Suppose I have the templated classes
#include <iostream>
class A1 {
public:
int x{314159};
};
template<typename Context>
class A2 : public Context {};
template<typename Context>
class A3 : public Context {};
template<typename Context>
class A4 : public Context {
public:
int func() {
return Context::A1::x;
}
int gunc() {
return this->A1::x;
}
int hunc() {
return A1::x;
}
};
int main() {
A4<A3<A2<A1>>> my_A;
std::cout << "x = func() = " << my_A.func() << std::endl;
std::cout << "x = gunc() = " << my_A.gunc() << std::endl;
std::cout << "x = hunc() = " << my_A.hunc() << std::endl;
return 0;
}
Inside the definition of the templated class A4, at least when only the instance type A4<A3<A2<A1>>> is used, it seems to be possible to refer to x as either
this->A1::x;
or
Context::A1::x;
or
A1::x;
Question 1: Are these equivalent? Well, I think I can see them not being equivalent from the point of view of the templated class A4 viewed in isolation. For Context::A1::x to work its template parameter should contain an x. For this->A1::x to work it should contain a scope called A1, which in turn should contain an x. And for A1::x to work the scope of A4 itself should contain a scope called A1 containing an x. My intention is to ask if they are equivalent from the point of view of the type A4<A3<A2<A1>>>.

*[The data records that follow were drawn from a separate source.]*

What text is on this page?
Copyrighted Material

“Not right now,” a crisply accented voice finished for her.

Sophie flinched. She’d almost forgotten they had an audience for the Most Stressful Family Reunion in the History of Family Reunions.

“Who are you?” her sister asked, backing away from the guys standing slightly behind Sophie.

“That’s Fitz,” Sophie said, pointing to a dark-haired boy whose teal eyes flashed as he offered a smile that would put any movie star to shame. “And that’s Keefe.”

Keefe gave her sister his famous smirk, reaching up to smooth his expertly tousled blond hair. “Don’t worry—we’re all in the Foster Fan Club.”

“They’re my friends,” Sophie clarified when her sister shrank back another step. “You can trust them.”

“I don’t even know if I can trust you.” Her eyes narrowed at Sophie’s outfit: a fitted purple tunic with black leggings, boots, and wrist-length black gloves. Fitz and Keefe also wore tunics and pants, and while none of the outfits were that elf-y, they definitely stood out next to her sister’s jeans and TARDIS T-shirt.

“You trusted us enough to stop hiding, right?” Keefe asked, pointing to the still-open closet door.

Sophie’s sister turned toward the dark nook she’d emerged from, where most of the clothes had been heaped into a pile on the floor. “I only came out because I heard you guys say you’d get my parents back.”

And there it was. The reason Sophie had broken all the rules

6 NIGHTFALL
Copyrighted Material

Nota bene: gcc 8.2 with -O03 -std=c++17 produces the same assembly code in each case. Namely, I compiled the code with only one of the functions func, gunc, and hunc and only one call to the corresponding one, and this compiler produced identical executables. Of course, strictly speaking this doesn't necessarily imply that for the language in abstract those expressions are equivalent.
Question 2: How does the 'unpacking' of the scope of x works in each case? Maybe this question doesn't make sense or is not exactly what I want to ask. Specially if the answer to Question 1 is that they are equivalent. Allow me modify this question after I find more information about Question 1, or ignore this question at first.
Note to Question 2: This observation might clarify why I am unsure how the unpacking works. If in the templated class A4 we had one more method
int iunc() {
return Context::Context::A1::x;
}
then the compilation fails with
memberTemplatedParent.cpp: In instantiation of ‘int A4<Context>::iunc() [with Context = A3<A2<A1> >]’:
memberTemplatedParent.cpp:48:45: required from here
memberTemplatedParent.cpp:37:22: error: no type named ‘Context’ in ‘class A3<A2<A1> >’
return Context::Context::A1::x;
^
So, at least for gcc at the moment that the type instance of A4 is being created, the template parameter of its template parameter is not a valid name (or I didn't name it properly in Context::Context::A1::x).
Questions 1 and 2:
All versions are equivalent for the instantiation you have chosen. As long as it is not ambiguous, you can use the member x directly without specifying the scope. If the member is not in the current class, the base class is checked, and so further.
If you specify a particular base class and the member x is not there, again the base class is consulted.
For your particular specialization, you have
class A2<A1> : public A1 {};
class A3<A2<A1>> : public A2<A1>{};
class A4<A3<A2<A1>>> : public A3<A2<A1>> {
public:
int func() {
return A3<A2<A1>>::A1::x; // fine: search for x in A1,
// where A1 is searched in A3<A2<A1>>
}
int gunc() {
return this->A1::x; // fine: why not specifying A1 directly. The this pointer
// is not required here but adding does not cause any harm.
}
int hunc() {
return A1::x; // fine: why not specifying A1 directly.
}
int iunc() {
return x; // fine: would be possible as well
}
};
Last question:
int iunc() {
return Context::Context::A1::x;
}
reads as follows after template instanciation
int iunc() {
return A3<A2<A1>>::Context::A1::x;
}
The compiler now complains that there is no typedef in the class A3<A2<A1>> which introduces the name Context. The template parameter is only visible within the class template.